PWD to do Seaver St with cycletracks on one side only
Interim Commissioner of the Public Works Department’s Michael Dennehy is a promising promotion within the Martin Walsh Administration in many regards, but the new commish did not see fit to help community members agree on one solution for Seaver Street.
In response to a letter signed by 48 community members and the Bike Union’s Organizing Group asking to keep bicycles away from moving traffic and out of the door zone with a cycle track on both sides of the street, he responded that, “The project is going to go forward as is… there are safety concerns on that stretch of Seaver Street for people exiting cars into such a narrow travel lane.”
Despite the setback, efforts were not all for naught. On Seaver Street, working with the Roxbury Bicycle Brigade, members of Bikes Not Bombs and others, the Bike Union did win a cycletrack on the other Eastbound side of the street, and the critical area around the cliffs in Franklin Park where speeds are high and visibility is low.

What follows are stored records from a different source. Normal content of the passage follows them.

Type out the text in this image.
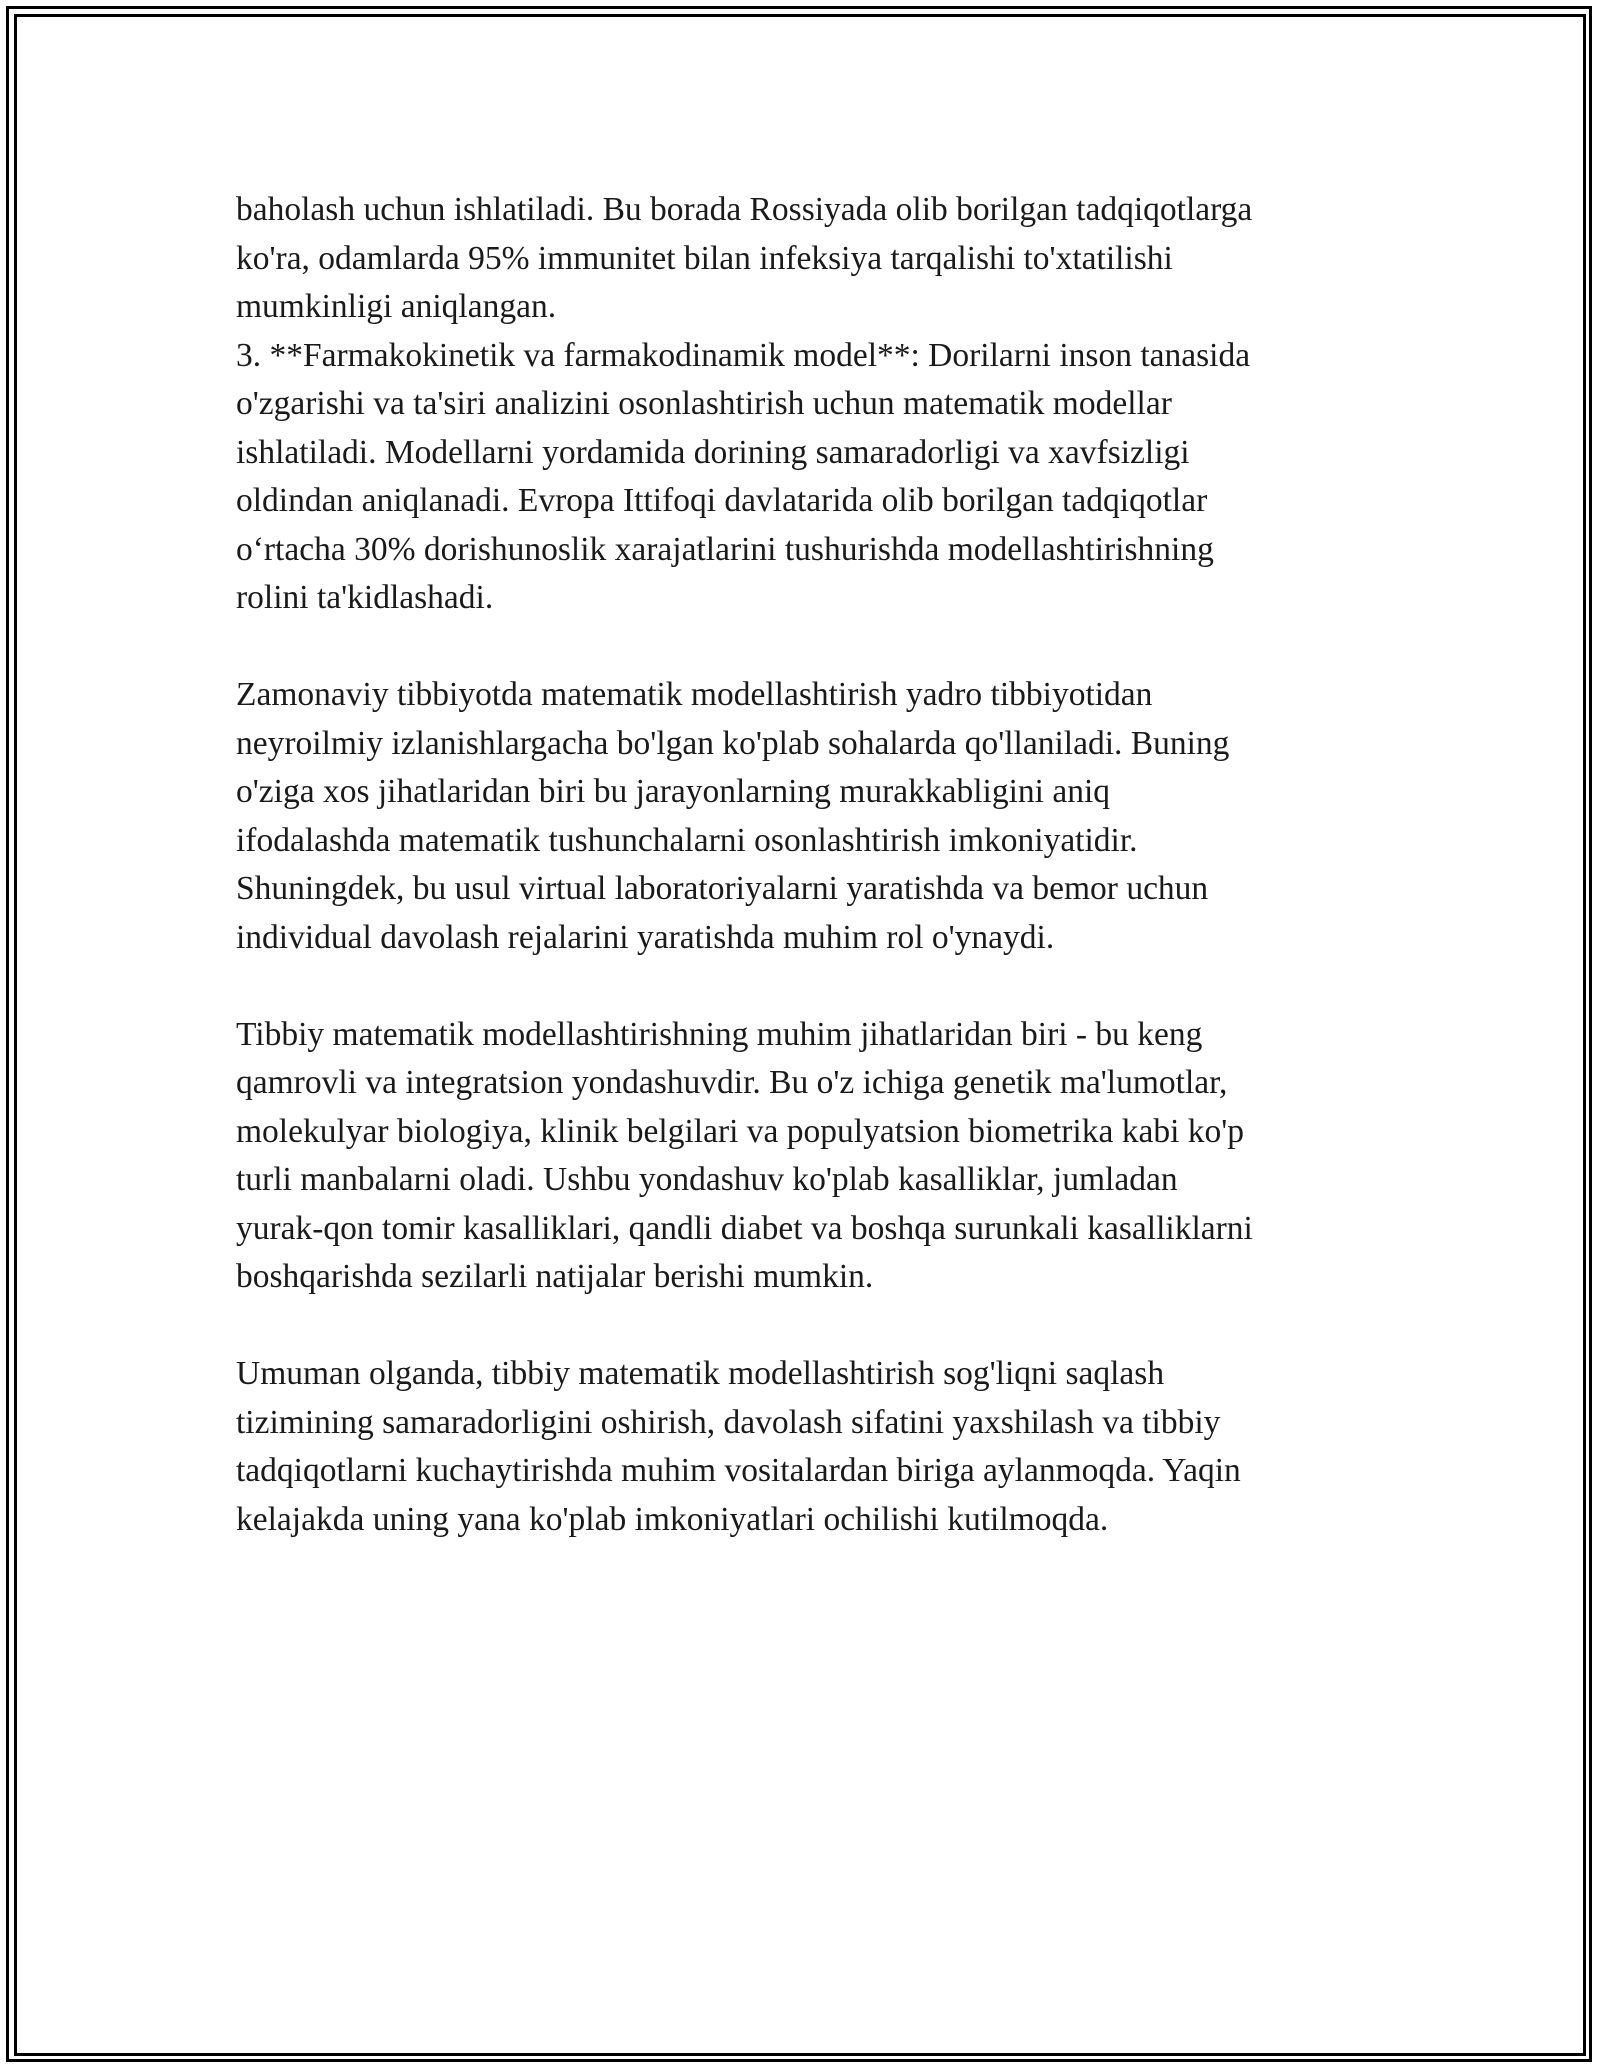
baholash uchun ishlatiladi. Bu borada Rossiyada olib borilgan tadqiqotlarga
ko'ra, odamlarda 95% immunitet bilan infeksiya tarqalishi to'xtatilishi
mumkinligi aniqlangan.
3. **Farmakokinetik va farmakodinamik model**: Dorilarni inson tanasida
o'zgarishi va ta'siri analizini osonlashtirish uchun matematik modellar
ishlatiladi. Modellarni yordamida dorining samaradorligi va xavfsizligi
oldindan aniqlanadi. Evropa Ittifoqi davlatarida olib borilgan tadqiqotlar
o‘rtacha 30% dorishunoslik xarajatlarini tushurishda modellashtirishning
rolini ta'kidlashadi.
Zamonaviy tibbiyotda matematik modellashtirish yadro tibbiyotidan
neyroilmiy izlanishlargacha bo'lgan ko'plab sohalarda qo'llaniladi. Buning
o'ziga xos jihatlaridan biri bu jarayonlarning murakkabligini aniq
ifodalashda matematik tushunchalarni osonlashtirish imkoniyatidir.
Shuningdek, bu usul virtual laboratoriyalarni yaratishda va bemor uchun
individual davolash rejalarini yaratishda muhim rol o'ynaydi.
Tibbiy matematik modellashtirishning muhim jihatlaridan biri - bu keng
qamrovli va integratsion yondashuvdir. Bu o'z ichiga genetik ma'lumotlar,
molekulyar biologiya, klinik belgilari va populyatsion biometrika kabi ko'p
turli manbalarni oladi. Ushbu yondashuv ko'plab kasalliklar, jumladan
yurak-qon tomir kasalliklari, qandli diabet va boshqa surunkali kasalliklarni
boshqarishda sezilarli natijalar berishi mumkin.
Umuman olganda, tibbiy matematik modellashtirish sog'liqni saqlash
tizimining samaradorligini oshirish, davolash sifatini yaxshilash va tibbiy
tadqiqotlarni kuchaytirishda muhim vositalardan biriga aylanmoqda. Yaqin
kelajakda uning yana ko'plab imkoniyatlari ochilishi kutilmoqda.
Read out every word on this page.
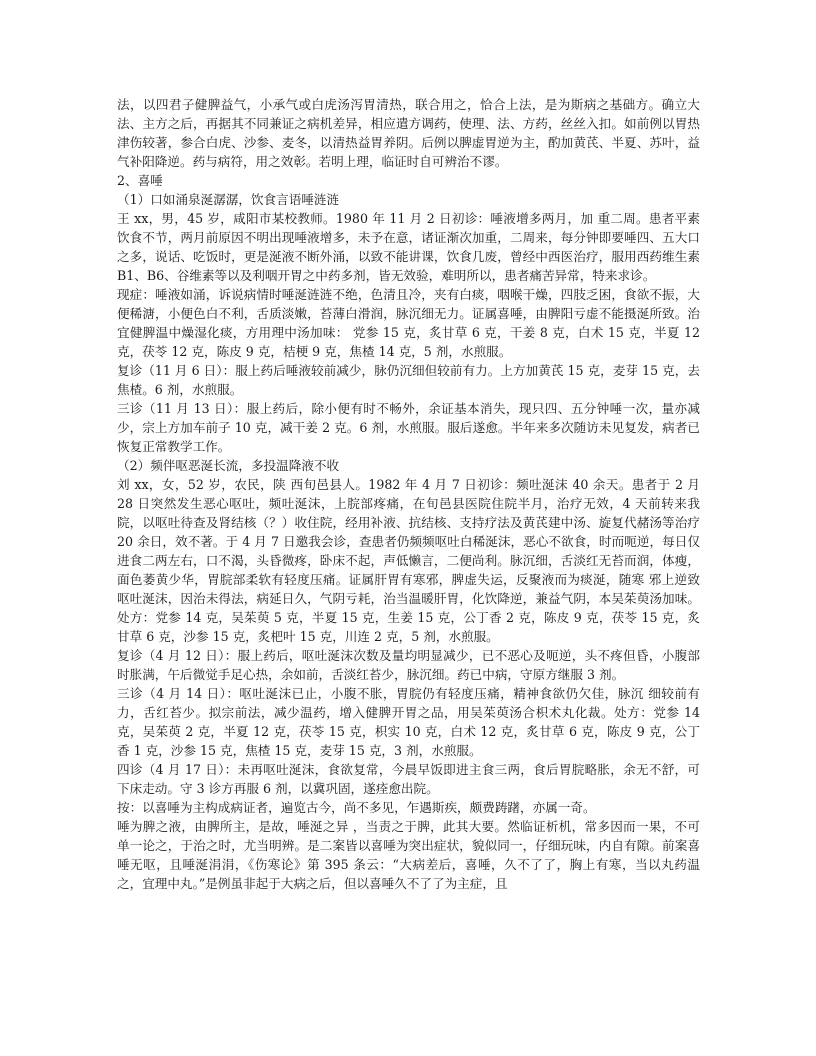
法，以四君子健脾益气，小承气或白虎汤泻胃清热，联合用之，恰合上法，是为斯病之基础方。确立大法、主方之后，再据其不同兼证之病机差异，相应遣方调药，使理、法、方药，丝丝入扣。如前例以胃热津伤较著，参合白虎、沙参、麦冬，以清热益胃养阴。后例以脾虚胃逆为主，酌加黄芪、半夏、苏叶，益气补阳降逆。药与病符，用之效彰。若明上理，临证时自可辨治不谬。

2、喜唾

（1）口如涌泉涎潺潺，饮食言语唾涟涟

王 xx，男，45 岁，咸阳市某校教师。1980 年 11 月 2 日初诊：唾液增多两月，加 重二周。患者平素饮食不节，两月前原因不明出现唾液增多，未予在意，诸证渐次加重，二周来，每分钟即要唾四、五大口之多，说话、吃饭时，更是涎液不断外涌，以致不能讲课，饮食几废，曾经中西医治疗，服用西药维生素 B1、B6、谷维素等以及利咽开胃之中药多剂，皆无效验，难明所以，患者痛苦异常，特来求诊。

现症：唾液如涌，诉说病情时唾涎涟涟不绝，色清且冷，夹有白痰，咽喉干燥，四肢乏困，食欲不振，大便稀溏，小便色白不利，舌质淡嫩，苔薄白滑润，脉沉细无力。证属喜唾，由脾阳亏虚不能摄涎所致。治宜健脾温中燥湿化痰，方用理中汤加味： 党参 15 克，炙甘草 6 克，干姜 8 克，白术 15 克，半夏 12 克，茯苓 12 克，陈皮 9 克，桔梗 9 克，焦楂 14 克，5 剂，水煎服。

复诊（11 月 6 日）：服上药后唾液较前减少，脉仍沉细但较前有力。上方加黄芪 15 克，麦芽 15 克，去焦楂。6 剂，水煎服。

三诊（11 月 13 日）：服上药后，除小便有时不畅外，余证基本消失，现只四、五分钟唾一次，量亦减少，宗上方加车前子 10 克，减干姜 2 克。6 剂，水煎服。服后遂愈。半年来多次随访未见复发，病者已恢复正常教学工作。

（2）频伴呕恶涎长流，多投温降液不收

刘 xx，女，52 岁，农民，陕 西旬邑县人。1982 年 4 月 7 日初诊：频吐涎沫 40 余天。患者于 2 月 28 日突然发生恶心呕吐，频吐涎沫，上脘部疼痛，在旬邑县医院住院半月，治疗无效，4 天前转来我院，以呕吐待查及肾结核（？）收住院，经用补液、抗结核、支持疗法及黄芪建中汤、旋复代赭汤等治疗 20 余日，效不著。于 4 月 7 日邀我会诊，查患者仍频频呕吐白稀涎沫，恶心不欲食，时而呃逆，每日仅进食二两左右，口不渴，头昏微疼，卧床不起，声低懒言，二便尚利。脉沉细，舌淡红无苔而润，体瘦，面色萎黄少华，胃脘部柔软有轻度压痛。证属肝胃有寒邪，脾虚失运，反聚液而为痰涎，随寒 邪上逆致呕吐涎沫，因治未得法，病延日久，气阴亏耗，治当温暖肝胃，化饮降逆，兼益气阴，本吴茱萸汤加味。处方：党参 14 克，吴茱萸 5 克，半夏 15 克，生姜 15 克，公丁香 2 克，陈皮 9 克，茯苓 15 克，炙甘草 6 克，沙参 15 克，炙杷叶 15 克，川连 2 克，5 剂，水煎服。

复诊（4 月 12 日）：服上药后，呕吐涎沫次数及量均明显减少，已不恶心及呃逆，头不疼但昏，小腹部时胀满，午后微觉手足心热，余如前，舌淡红苔少，脉沉细。药已中病，守原方继服 3 剂。

三诊（4 月 14 日）：呕吐涎沫已止，小腹不胀，胃脘仍有轻度压痛，精神食欲仍欠佳，脉沉 细较前有力，舌红苔少。拟宗前法，减少温药，增入健脾开胃之品，用吴茱萸汤合枳术丸化裁。处方：党参 14 克，吴茱萸 2 克，半夏 12 克，茯苓 15 克，枳实 10 克，白术 12 克，炙甘草 6 克，陈皮 9 克，公丁香 1 克，沙参 15 克，焦楂 15 克，麦芽 15 克，3 剂，水煎服。

四诊（4 月 17 日）：未再呕吐涎沫，食欲复常，今晨早饭即进主食三两，食后胃脘略胀，余无不舒，可下床走动。守 3 诊方再服 6 剂，以冀巩固，遂痊愈出院。

按：以喜唾为主构成病证者，遍览古今，尚不多见，乍遇斯疾，颇费踌躇，亦属一奇。

唾为脾之液，由脾所主，是故，唾涎之异 ，当责之于脾，此其大要。然临证析机，常多因而一果，不可单一论之，于治之时，尤当明辨。是二案皆以喜唾为突出症状，貌似同一，仔细玩味，内自有隙。前案喜唾无呕，且唾涎涓涓，《伤寒论》第 395 条云：“大病差后，喜唾，久不了了，胸上有寒，当以丸药温之，宜理中丸。”是例虽非起于大病之后，但以喜唾久不了了为主症，且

In the meantime, the bodies of cyclists riding in the Public Work Department’s (PWD) bike lane on the Westbound side of the street may end up serving as a buffer to protect the “people exiting cars” that Mr. Dennehy describes.
Seaver Street is another in what has been a pattern of community outreach from the Public Works Department that tends to divide communities rather than bring them together. The other example we’re aware of was on Mass Ave from the Boston Medical Center to Symphony Hall. The neighborhood’s goals there were similar, calmer traffic, safer for pedestrians and bikes, but because the department didn’t work with the LivableStreets Alliance to bring their ambitious plan in accord with residents—and instead played the two off of each other, we ended up with narrow, door-zone bike lanes. Anything was better than nothing it was said at the time, and we can say that again now.